I just started self-studying Mathematical Logic by Ebbinghaus. I already knew something about formal languages, but nothing about model theory. There is something I don't understand:
Exercise 3.3, page 33, states:
Let $P$ be a unary relation symbol and $f$ be a binary function symbol. For each of the formulas: $$\forall v_1 fv_0v_1 \equiv v_0, \hspace{.5cm} \exists v_0 \forall v_1 fv_0v_1 \equiv v_1,\hspace{.5cm} \exists v_0 (Pv_0 \wedge \forall v_1 Pfv_0v_1)$$ find an interpretation which satisfies the formula and one which does not satisfy it.
I've done them all but I'm not sure of the real significance of what I just did. Let me clarify with an example. Let's take the first one. It doesn't use the symbol $P$, so I might as well take $S=\{f\}$ to be the set of symbols.
As an $S$-structure I'll take $(\mathbb{N}, \cdot)$, and as an assignment for the variables I'll take $\beta(v_i)=0$ for all $i=0,1,2,\dots$. Denote $\mathcal{I}$ the corresponding interpretation.
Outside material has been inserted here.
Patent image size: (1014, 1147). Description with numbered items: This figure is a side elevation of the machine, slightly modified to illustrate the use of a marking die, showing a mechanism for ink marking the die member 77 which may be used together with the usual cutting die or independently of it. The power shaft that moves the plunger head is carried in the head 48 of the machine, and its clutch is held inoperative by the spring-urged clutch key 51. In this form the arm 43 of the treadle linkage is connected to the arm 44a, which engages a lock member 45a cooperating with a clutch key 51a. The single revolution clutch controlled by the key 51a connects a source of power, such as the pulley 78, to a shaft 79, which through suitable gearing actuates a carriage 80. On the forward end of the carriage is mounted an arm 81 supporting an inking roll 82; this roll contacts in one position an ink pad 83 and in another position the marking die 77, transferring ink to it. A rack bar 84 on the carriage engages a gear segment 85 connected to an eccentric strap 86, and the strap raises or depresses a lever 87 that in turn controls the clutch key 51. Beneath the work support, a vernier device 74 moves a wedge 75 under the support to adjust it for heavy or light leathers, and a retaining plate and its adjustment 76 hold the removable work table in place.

So:
$\mathcal{I} \models \forall v_1 fv_0v_1 \equiv v_0$ iff for every $n\in \mathbb{N}$ $\mathcal{I} \frac{n}{v_1} \models fv_0v_1 \equiv v_0$, iff for every $n\in \mathbb{N}$ $0\cdot n=0$.
Now I'd like to say that since the last sentence is true, then $\mathcal{I} \models \forall v_1 fv_0v_1 \equiv v_0$, i.e. $\mathcal{I}$ is a model for $\hskip0in$$\forall v_1 fv_0v_1 \equiv v_0$.
But why is it true that for every $n\in \mathbb{N}$ $0\cdot n=0$? I mean, of course I know this should hold, but I am lost in the sea of formalism. Is there some set theory underlying here?